The following morning, prominent Catholic composers and conductors from across the country met to break bread and discuss the issues surrounding sacred music in the Church in the United States, along with ways to streamline the relationships between living composers, conductors, parishes and their music programs. The concern centered around honoring what Mahrt has called The Musical Shape of the Liturgy (a highly suggested book, incidentally) in a new and vibrant way. It was not a discussion of tradition as a museum piece, but rather the growing of tradition as akin to the tending of a living fire. All of this had the feeling of a profound watershed moment.


Beyond the resplendent liturgy, music and the conference which followed, some in attendance surely saw the issue of homelessness and human dignity represented in a new light. Others, like myself, saw it entirely anew. A poverty in my understanding had been assuaged, a pathway to new understanding born, and a deep sense of the link between the beauty of the dignity of the homeless person and the beauty inherent in the deepest expressions of the aesthetic magisterium engendered: All poverty demands an attempt at alleviation. 

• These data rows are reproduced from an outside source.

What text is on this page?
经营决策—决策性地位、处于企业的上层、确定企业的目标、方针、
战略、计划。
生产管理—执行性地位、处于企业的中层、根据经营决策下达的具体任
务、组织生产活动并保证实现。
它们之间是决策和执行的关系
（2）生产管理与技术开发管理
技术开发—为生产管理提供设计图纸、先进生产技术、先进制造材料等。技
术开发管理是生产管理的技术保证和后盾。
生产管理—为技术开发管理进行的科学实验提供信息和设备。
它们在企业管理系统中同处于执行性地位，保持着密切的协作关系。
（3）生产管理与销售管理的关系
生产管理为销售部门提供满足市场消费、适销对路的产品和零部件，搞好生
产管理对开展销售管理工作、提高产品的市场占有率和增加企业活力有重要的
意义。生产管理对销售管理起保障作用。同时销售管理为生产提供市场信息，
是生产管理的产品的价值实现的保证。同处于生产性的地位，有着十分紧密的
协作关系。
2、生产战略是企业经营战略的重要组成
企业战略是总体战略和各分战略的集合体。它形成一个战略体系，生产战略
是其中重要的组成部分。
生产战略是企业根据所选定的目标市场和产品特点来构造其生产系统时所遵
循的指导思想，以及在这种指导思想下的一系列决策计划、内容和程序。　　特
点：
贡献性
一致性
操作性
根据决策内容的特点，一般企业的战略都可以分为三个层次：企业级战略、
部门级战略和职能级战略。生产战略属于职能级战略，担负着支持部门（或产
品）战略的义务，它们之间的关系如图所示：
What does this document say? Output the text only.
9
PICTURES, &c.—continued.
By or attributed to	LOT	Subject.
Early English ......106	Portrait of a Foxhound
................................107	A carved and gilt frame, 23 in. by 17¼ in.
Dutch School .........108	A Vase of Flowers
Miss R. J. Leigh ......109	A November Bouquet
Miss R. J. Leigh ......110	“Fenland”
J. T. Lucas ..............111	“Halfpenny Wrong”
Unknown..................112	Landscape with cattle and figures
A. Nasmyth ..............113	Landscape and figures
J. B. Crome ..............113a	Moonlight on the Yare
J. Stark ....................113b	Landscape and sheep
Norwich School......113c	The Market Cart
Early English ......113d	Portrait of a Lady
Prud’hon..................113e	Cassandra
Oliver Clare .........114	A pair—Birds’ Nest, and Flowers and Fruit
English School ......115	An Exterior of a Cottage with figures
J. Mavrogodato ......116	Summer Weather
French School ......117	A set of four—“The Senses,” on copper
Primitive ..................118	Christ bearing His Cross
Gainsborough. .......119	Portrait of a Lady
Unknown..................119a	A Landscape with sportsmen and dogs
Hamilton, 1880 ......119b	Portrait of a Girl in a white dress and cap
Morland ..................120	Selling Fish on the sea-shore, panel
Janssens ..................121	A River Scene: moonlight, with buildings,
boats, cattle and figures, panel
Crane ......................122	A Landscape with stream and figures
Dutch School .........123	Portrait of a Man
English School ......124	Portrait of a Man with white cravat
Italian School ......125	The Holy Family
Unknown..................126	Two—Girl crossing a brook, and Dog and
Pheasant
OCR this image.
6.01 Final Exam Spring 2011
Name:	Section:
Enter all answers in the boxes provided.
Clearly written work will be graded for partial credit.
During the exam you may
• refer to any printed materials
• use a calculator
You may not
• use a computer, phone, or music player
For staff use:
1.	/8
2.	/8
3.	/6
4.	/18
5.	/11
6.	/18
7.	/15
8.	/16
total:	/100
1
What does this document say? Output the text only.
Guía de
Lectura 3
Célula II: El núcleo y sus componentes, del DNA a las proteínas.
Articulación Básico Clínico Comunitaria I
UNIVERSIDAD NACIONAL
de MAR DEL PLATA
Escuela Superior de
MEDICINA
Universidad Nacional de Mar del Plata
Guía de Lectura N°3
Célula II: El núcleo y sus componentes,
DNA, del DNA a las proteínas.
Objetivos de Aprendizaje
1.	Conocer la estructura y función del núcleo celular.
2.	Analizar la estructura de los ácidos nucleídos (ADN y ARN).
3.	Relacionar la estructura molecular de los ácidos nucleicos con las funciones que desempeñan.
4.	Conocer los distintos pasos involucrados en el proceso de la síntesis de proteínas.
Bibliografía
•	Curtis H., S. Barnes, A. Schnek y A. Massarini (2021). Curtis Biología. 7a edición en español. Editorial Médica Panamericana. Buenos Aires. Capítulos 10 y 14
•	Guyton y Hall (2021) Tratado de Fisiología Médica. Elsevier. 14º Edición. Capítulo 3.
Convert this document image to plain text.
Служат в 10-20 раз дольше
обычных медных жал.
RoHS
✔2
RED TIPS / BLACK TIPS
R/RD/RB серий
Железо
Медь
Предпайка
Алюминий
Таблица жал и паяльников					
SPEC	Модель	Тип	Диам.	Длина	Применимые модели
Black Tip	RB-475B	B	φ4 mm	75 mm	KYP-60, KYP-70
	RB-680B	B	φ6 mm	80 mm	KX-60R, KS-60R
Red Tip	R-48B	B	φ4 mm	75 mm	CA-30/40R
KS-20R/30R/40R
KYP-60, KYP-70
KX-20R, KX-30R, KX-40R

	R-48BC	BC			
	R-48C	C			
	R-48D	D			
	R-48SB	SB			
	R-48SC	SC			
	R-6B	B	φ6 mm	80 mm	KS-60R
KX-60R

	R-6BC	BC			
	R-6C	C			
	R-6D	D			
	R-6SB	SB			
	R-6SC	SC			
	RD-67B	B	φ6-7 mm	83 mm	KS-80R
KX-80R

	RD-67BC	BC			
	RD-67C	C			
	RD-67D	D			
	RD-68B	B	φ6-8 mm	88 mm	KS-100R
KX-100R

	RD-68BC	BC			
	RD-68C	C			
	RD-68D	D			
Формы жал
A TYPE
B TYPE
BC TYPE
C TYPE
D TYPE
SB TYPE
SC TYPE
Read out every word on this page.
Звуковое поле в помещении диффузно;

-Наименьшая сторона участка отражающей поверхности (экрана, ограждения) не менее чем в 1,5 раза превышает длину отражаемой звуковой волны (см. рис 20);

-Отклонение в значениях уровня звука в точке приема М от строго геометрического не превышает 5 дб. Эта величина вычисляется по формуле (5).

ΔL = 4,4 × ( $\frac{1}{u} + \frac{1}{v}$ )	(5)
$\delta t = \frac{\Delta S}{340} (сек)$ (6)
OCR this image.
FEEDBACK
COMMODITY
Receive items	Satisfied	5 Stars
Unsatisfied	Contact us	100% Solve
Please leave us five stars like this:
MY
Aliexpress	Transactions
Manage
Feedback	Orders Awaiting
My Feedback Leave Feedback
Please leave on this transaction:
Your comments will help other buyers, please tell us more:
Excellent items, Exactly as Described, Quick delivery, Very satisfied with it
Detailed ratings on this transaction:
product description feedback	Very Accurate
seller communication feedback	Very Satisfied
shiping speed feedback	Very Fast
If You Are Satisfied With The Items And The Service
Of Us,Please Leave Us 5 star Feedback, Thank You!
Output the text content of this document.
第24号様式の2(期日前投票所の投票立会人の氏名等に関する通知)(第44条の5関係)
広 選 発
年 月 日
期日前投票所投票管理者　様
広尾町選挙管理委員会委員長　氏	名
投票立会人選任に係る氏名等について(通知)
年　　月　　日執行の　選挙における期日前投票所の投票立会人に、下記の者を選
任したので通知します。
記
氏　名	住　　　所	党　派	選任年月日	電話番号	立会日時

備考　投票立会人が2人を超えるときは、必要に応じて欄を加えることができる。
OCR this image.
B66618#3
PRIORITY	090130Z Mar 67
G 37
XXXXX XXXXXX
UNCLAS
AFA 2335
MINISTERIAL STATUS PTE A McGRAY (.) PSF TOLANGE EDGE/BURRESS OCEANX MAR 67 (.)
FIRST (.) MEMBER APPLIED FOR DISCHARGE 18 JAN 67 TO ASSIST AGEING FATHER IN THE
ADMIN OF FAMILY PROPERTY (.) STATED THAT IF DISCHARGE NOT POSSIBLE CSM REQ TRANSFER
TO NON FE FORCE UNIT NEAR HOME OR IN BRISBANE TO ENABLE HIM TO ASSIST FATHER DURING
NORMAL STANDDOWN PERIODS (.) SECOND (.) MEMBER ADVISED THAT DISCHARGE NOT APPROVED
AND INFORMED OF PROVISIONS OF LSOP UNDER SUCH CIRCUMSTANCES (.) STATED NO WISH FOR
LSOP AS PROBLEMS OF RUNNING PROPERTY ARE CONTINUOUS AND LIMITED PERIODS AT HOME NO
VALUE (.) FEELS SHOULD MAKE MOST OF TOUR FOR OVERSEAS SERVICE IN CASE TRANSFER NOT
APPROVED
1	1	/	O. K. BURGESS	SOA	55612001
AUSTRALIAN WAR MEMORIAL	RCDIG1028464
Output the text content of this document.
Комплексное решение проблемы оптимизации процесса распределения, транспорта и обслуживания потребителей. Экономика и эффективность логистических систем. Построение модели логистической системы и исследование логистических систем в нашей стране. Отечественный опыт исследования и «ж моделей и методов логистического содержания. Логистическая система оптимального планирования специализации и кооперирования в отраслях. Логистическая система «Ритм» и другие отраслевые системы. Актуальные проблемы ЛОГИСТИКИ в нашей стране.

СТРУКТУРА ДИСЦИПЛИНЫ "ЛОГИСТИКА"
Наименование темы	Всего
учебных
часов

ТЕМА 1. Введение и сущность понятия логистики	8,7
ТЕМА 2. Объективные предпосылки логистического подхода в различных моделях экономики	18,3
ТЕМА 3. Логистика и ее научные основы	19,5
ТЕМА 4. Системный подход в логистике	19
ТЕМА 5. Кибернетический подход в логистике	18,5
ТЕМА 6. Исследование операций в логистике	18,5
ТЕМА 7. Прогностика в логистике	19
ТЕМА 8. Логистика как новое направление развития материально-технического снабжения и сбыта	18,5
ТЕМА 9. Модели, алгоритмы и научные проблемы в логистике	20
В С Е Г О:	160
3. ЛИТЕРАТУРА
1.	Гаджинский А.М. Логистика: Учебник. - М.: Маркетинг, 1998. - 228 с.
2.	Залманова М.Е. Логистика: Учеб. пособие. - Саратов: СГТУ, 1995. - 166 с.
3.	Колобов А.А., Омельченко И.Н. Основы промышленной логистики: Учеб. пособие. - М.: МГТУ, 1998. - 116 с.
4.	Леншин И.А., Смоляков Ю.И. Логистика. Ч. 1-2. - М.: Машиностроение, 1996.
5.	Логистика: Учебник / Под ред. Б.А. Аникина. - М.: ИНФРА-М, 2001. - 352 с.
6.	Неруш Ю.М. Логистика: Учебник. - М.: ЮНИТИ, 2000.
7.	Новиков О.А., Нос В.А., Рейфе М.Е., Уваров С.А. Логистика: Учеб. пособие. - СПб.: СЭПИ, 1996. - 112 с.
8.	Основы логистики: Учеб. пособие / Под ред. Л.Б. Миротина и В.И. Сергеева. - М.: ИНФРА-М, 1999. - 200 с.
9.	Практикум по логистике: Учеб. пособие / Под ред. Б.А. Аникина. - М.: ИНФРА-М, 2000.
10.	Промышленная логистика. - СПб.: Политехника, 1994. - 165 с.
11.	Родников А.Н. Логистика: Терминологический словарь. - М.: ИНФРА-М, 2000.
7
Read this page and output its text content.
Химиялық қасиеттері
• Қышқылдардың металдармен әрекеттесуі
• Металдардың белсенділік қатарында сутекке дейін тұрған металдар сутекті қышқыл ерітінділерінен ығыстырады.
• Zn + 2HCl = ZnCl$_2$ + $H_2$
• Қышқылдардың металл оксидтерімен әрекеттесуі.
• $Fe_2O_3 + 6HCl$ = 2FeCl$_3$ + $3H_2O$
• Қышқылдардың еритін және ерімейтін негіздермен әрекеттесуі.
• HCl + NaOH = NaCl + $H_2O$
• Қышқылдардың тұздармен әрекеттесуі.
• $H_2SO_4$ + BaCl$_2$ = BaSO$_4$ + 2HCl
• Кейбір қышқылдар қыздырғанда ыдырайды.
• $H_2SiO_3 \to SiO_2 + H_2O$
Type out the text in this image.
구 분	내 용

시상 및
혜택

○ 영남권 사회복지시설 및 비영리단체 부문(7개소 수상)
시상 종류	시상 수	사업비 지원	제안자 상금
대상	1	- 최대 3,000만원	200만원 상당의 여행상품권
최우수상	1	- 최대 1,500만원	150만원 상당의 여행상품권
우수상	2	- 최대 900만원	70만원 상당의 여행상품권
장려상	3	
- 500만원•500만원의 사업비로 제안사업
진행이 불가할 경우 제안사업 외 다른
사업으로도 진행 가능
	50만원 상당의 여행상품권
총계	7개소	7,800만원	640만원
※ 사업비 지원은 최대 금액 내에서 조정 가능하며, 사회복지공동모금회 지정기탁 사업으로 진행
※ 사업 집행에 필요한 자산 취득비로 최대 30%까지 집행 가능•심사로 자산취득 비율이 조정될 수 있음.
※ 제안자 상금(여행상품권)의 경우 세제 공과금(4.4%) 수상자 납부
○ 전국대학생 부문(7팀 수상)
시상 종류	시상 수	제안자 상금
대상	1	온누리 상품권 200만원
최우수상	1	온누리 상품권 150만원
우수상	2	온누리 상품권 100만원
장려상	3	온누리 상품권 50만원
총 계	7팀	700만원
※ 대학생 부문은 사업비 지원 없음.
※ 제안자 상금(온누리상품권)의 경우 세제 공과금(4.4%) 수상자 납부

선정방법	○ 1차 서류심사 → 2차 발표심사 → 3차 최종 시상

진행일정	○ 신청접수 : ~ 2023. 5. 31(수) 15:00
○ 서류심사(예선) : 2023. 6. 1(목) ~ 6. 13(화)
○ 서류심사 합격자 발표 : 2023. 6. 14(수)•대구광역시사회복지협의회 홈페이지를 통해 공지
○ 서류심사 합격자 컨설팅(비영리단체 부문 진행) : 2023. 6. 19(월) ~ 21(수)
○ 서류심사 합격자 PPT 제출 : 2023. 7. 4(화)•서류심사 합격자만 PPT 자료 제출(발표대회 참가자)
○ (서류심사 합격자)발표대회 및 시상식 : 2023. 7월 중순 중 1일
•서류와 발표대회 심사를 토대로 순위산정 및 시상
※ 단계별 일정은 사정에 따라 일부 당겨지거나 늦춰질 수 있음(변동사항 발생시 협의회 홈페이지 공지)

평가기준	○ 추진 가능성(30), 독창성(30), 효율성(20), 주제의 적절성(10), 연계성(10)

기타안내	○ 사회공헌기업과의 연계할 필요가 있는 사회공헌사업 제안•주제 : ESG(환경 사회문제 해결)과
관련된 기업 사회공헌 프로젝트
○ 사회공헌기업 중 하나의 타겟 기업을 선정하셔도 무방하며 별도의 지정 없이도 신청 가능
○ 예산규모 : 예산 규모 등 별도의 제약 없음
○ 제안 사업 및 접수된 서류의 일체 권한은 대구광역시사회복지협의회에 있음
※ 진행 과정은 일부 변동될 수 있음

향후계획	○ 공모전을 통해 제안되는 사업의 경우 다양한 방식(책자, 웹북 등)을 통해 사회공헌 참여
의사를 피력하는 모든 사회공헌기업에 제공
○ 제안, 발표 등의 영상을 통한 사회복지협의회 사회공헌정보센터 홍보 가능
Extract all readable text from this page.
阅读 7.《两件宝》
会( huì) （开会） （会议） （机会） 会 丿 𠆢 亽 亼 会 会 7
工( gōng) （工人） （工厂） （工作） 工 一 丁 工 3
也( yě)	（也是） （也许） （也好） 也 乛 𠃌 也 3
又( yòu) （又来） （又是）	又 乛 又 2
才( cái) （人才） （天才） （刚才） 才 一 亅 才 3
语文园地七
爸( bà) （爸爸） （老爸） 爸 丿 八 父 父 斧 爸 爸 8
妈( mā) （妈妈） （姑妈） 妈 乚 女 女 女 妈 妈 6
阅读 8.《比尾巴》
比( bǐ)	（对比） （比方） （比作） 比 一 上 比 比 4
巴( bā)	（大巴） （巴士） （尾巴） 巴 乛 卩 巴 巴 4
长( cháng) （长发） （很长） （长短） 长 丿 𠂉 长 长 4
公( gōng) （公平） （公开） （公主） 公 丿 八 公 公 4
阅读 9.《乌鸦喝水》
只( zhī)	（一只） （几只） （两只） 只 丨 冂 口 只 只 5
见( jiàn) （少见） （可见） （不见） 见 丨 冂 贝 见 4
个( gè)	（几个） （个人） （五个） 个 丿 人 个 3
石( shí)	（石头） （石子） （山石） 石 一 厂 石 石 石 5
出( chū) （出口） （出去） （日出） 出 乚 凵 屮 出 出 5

We should observe that the Church in her fullest sense is not merely an ambitious NGO, which feeds the poor while providing some corollary religious activities to those with a need for a touch of piety in their lives. Rather, the Church in her truest sense finds her identity in the fullness of Christ’s Person, approaching him through the vitality of a reverent and transcendentally beautiful liturgy where the greatest art is present. Then, buoyed by this source and summit, she strikes out into the wider world, seeking to alleviate the poverty of not just the body, but the mind and soul, as well. Such were the ambitions of the weekend surrounding the premiere and after conference of the Requiem for the Homeless, and such are the efforts Catholics wishing for a powerfully transformative Church can now join in supporting. 

In the midst of our current darkness, a new Catholic renaissance is prepared by God, if only we would have it on his terms.